Suri hung up and looked around at the barren terrain. He checked the charge on his satellite phone and then marched toward the rent in the mountain that was the entry to the camp, the actual mine many stories below it. As he made his way to the caverns, he smiled to himself — he’d already chosen four young blossoms for Mehta’s pleasure, barely into their budding womanhood. His master would be pleased by his selections, he was sure.

He signaled to one of the guards standing just inside the cave, and the man whistled. A boy came running carrying an LED lantern, his bare chest pale as a ghost, his feet clad in sandals made from discarded tires pilfered from a distant dump. The boy and his kind had never seen the sun for more than a few hours at a time; the lion’s share of the population were confined below ground, with only a fortunate few allowed above to tend to the gardens that fed the rest.

Suri didn’t question the arrangement, nor his part in it. He was simply following his master’s orders and was well rewarded for his obedience.
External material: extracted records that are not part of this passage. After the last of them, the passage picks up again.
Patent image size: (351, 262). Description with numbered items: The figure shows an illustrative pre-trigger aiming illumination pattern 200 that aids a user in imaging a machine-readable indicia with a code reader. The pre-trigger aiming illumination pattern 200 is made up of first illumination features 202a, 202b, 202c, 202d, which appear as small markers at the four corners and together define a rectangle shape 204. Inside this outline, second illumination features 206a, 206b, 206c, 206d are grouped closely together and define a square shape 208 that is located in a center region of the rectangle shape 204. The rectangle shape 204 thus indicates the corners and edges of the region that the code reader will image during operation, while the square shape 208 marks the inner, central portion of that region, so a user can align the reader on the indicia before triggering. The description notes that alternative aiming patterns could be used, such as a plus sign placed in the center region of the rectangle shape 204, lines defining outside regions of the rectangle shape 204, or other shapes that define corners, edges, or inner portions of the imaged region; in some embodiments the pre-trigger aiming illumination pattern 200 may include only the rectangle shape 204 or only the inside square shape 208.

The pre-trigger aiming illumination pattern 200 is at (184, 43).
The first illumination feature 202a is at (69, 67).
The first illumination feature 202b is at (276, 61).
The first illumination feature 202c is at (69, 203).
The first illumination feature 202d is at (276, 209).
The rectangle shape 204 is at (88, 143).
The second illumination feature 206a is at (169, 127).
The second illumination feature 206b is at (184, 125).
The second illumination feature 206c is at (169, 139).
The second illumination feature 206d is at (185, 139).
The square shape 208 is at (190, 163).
As his father had done before him.

And as would his oldest son, eventually, he was sure, when Suri became too old for his responsibilities.

Exploiting his fellow human beings and dooming them to short lives of misery was just the way things worked, and he didn’t judge the morality of it any more than a crocodile hesitated before snapping its jaws tight on a fish. It had always been that way — the strong conquered the weak, and to hope for a different world was foolishness he didn’t engage in. Suri was a pragmatist and understood that if he wasn’t directing operations at the camp, someone else would be.

The boy waited motionless as Suri entered the cave, and then turned and led him along a path polished smooth by generations of feet, deep into the earth, into a hell that was the only reality the child would ever know.